Church in Lazio, Italy

Santa Maria del Popolo (Saint Mary of the People) is a Romanesque-style, Roman Catholic church located on Corso di San Giuseppe between via Sbarra and via Recta in the town of Leonessa, province of Rieti, region of Lazio, central Italy.

==History==
The first documentation of the church is from 1334. Once called Chiesa del Sesto di Croce, as it was enlarged it became known as the parish church of the town, and from the 15th-century forward it was known as Santa Maria del Popolo or dei Preti. It became a collegiate church in the 17th-century.

The facade is made of asymmetric stone bricks, and has a flat sail-like bell feature asymmetrically placed on the roof. Above the portal is a high oculus. The portal has a rounded, slightly peaked Romanesque arch with a tympanum housing a simple, but charming sculpted relief of the Virgin and child in her lap flanked by two figures.

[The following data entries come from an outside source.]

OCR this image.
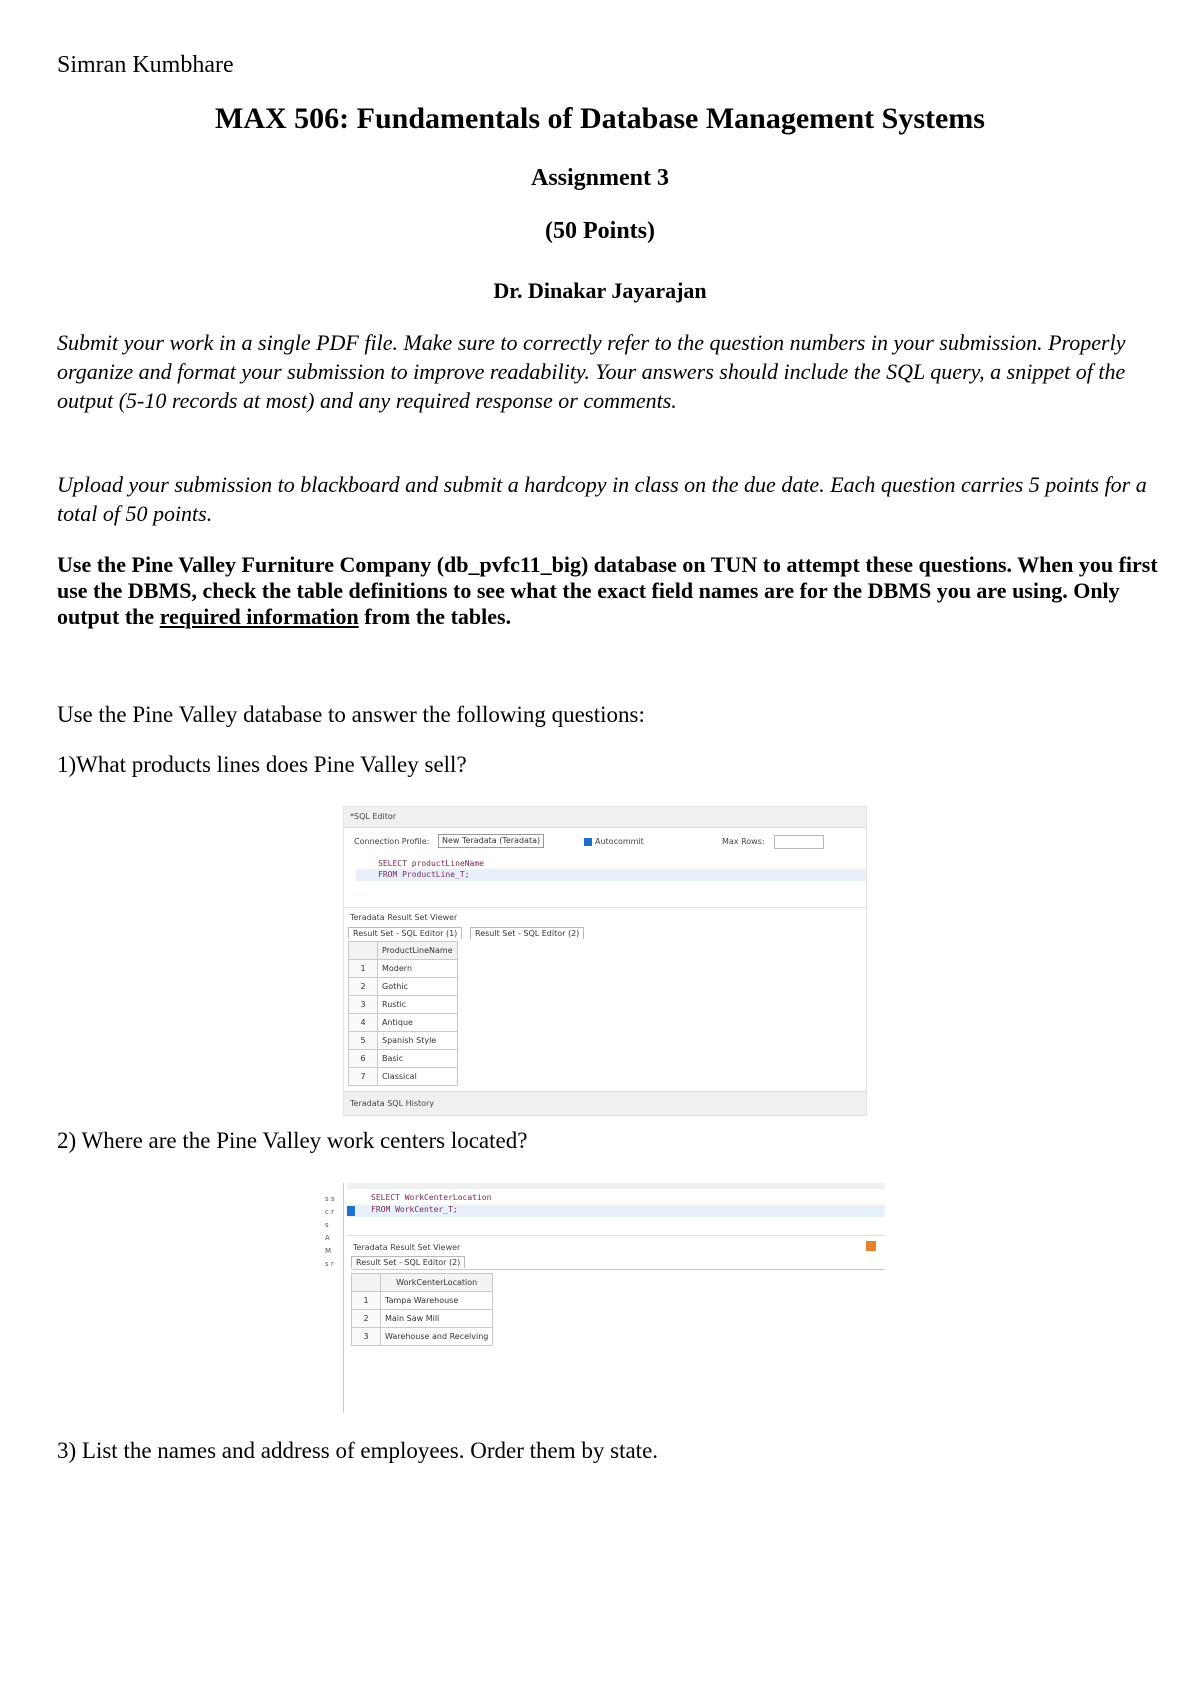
Simran Kumbhare
MAX 506: Fundamentals of Database Management Systems
Assignment 3
(50 Points)
Dr. Dinakar Jayarajan
Submit your work in a single PDF file. Make sure to correctly refer to the question numbers in your submission. Properly organize and format your submission to improve readability. Your answers should include the SQL query, a snippet of the output (5-10 records at most) and any required response or comments.
Upload your submission to blackboard and submit a hardcopy in class on the due date. Each question carries 5 points for a total of 50 points.
Use the Pine Valley Furniture Company (db_pvfc11_big) database on TUN to attempt these questions. When you first use the DBMS, check the table definitions to see what the exact field names are for the DBMS you are using. Only output the required information from the tables.
Use the Pine Valley database to answer the following questions:
1)What products lines does Pine Valley sell?
*SQL Editor
Connection Profile:	New Teradata (Teradata)	Autocommit	Max Rows:
SELECT productLineName
FROM ProductLine_T;
Teradata Result Set Viewer
Result Set - SQL Editor (1)	Result Set - SQL Editor (2)
	ProductLineName
1	Modern
2	Gothic
3	Rustic
4	Antique
5	Spanish Style
6	Basic
7	Classical
Teradata SQL History
2) Where are the Pine Valley work centers located?
s s c r s A M s r
SELECT WorkCenterLocation
FROM WorkCenter_T;
Teradata Result Set Viewer
Result Set - SQL Editor (2)
	WorkCenterLocation
1	Tampa Warehouse
2	Main Saw Mill
3	Warehouse and Receiving
3) List the names and address of employees. Order them by state.
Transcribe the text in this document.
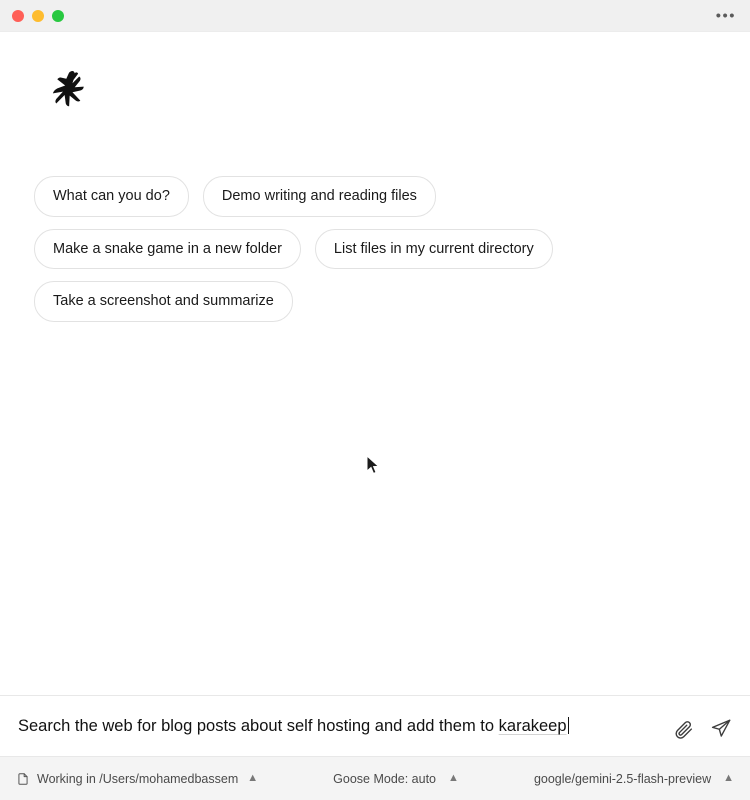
•••
What can you do?	Demo writing and reading files
Make a snake game in a new folder	List files in my current directory
Take a screenshot and summarize
Search the web for blog posts about self hosting and add them to karakeep
Working in /Users/mohamedbassem ▲	Goose Mode: auto ▲	google/gemini-2.5-flash-preview ▲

The doorway is flanked by decorative columns. Inscriptions on the facade cite a reconstruction in 1452, and a refurbishment in 1598.

The interior has three naves, with heavy pilasters flanking the central nave. The semicircular apse is elevated relative to the rest of the church. The church suffered from recent earthquakes and in the 21st century underwent restoration.